Ultimately, Averill sees this release having profound impact well beyond the Haitian community, breaking long-held misconceptions and stereotypes.

"The truth is, the country was very isolated in the West and there are actual practices that are far more African in nature than you find elsewhere in the New World," he says. "But it's a very diverse country and this will establish that very well, that even in the 1930s it was very diverse -- elite and urban as well as peasant and rural. There's Vodou of various types, not one model of religion but a set of practices at home and in the community with Catholicism.

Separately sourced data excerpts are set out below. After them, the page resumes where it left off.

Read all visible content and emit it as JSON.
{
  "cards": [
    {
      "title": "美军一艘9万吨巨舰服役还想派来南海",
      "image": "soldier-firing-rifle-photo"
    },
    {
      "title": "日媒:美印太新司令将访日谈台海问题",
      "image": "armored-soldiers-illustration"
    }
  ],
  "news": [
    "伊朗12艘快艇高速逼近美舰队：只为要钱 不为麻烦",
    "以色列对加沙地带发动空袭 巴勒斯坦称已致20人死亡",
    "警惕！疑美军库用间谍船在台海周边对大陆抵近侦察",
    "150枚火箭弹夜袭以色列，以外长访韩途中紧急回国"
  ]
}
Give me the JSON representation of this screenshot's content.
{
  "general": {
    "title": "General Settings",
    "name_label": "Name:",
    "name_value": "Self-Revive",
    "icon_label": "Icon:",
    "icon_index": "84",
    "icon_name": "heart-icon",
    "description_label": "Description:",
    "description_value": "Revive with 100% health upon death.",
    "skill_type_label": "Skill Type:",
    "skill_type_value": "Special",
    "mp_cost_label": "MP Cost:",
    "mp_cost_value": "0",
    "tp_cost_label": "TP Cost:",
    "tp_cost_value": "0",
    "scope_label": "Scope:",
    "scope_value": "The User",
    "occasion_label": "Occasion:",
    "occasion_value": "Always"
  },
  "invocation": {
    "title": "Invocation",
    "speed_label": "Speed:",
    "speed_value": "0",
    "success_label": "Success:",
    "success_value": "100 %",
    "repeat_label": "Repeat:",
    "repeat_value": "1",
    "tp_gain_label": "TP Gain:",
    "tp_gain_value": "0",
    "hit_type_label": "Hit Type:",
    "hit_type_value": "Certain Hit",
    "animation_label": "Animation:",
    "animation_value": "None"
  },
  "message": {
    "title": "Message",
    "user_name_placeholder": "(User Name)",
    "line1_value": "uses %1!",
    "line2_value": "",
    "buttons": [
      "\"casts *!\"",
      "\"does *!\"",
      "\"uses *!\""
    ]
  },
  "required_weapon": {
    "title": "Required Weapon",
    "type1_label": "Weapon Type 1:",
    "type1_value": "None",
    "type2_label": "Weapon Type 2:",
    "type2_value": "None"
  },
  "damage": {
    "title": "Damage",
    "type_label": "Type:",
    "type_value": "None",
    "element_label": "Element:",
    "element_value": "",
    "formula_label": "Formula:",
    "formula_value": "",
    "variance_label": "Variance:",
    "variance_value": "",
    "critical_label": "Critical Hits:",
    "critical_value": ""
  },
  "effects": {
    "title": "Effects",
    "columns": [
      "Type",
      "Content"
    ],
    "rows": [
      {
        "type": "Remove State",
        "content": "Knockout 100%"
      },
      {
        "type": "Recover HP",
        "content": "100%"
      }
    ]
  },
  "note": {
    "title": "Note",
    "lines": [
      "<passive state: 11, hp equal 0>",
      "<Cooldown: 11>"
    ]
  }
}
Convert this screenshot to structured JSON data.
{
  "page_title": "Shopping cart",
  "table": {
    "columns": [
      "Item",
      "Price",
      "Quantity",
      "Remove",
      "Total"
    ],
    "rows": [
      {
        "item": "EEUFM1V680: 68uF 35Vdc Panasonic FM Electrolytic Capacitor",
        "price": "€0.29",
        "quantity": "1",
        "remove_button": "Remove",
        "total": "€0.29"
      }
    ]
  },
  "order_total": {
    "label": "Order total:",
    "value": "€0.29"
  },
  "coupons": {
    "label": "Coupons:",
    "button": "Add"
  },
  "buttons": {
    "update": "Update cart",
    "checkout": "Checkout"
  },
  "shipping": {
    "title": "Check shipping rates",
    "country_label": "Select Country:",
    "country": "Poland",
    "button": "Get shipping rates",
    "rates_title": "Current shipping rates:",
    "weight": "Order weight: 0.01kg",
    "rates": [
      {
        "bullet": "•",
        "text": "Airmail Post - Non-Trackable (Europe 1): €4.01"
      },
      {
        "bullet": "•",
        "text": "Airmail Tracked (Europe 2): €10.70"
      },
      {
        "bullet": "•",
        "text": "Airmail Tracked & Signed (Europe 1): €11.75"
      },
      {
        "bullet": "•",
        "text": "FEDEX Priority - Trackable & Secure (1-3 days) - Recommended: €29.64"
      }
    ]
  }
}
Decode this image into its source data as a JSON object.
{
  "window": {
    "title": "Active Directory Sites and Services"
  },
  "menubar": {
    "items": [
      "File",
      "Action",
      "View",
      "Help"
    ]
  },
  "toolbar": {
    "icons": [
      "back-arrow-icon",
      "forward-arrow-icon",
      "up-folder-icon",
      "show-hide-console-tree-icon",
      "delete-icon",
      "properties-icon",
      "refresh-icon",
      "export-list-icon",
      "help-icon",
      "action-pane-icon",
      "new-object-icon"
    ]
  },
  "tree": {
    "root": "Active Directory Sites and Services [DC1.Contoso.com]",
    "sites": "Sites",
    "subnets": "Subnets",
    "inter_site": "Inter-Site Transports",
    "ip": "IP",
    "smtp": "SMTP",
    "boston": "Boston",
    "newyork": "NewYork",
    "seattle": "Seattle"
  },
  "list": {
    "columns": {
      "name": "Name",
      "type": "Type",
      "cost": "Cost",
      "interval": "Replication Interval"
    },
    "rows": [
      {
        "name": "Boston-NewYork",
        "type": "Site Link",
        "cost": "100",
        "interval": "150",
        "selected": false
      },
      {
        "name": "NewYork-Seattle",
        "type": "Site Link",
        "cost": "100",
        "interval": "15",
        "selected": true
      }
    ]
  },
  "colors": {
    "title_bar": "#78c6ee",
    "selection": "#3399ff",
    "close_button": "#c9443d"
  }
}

That Haiti is a country in which people get the external glimpse of poverty, but on the ground live is lived in joyous and creative ways. We have to continue to see the people behind these stories or it's too easy to say that's the way it is."

Lingering fears, he says, erect barriers for nations in the global community.

"'We can't go to Haiti because it's full of zombies and bloodthirsty Vodou worshipers' -- those images have really hurt Haiti in the world. These recordings will help break that apart and show what we humans share, about family and where our food's coming from and if you're a Boy Scout. There are Boy Scouts on these recordings and people will say, 'Boy Scouts in Haiti? What the hell?' The political songs, it's like political culture all over the world. I love those moments in which the humanity of Haiti is able to connect with others, stir us empathetically. Empathy is a fundamental human reaction that allows us to make connections. And this helps to do that."

Isn't that a lot to put on a 70-year-old collection of recordings?

"Yes!" Averill says, emphatically and confidently. "It's really a delight to have this in a tangible form, stirring the waters. I can't wait to see what happens."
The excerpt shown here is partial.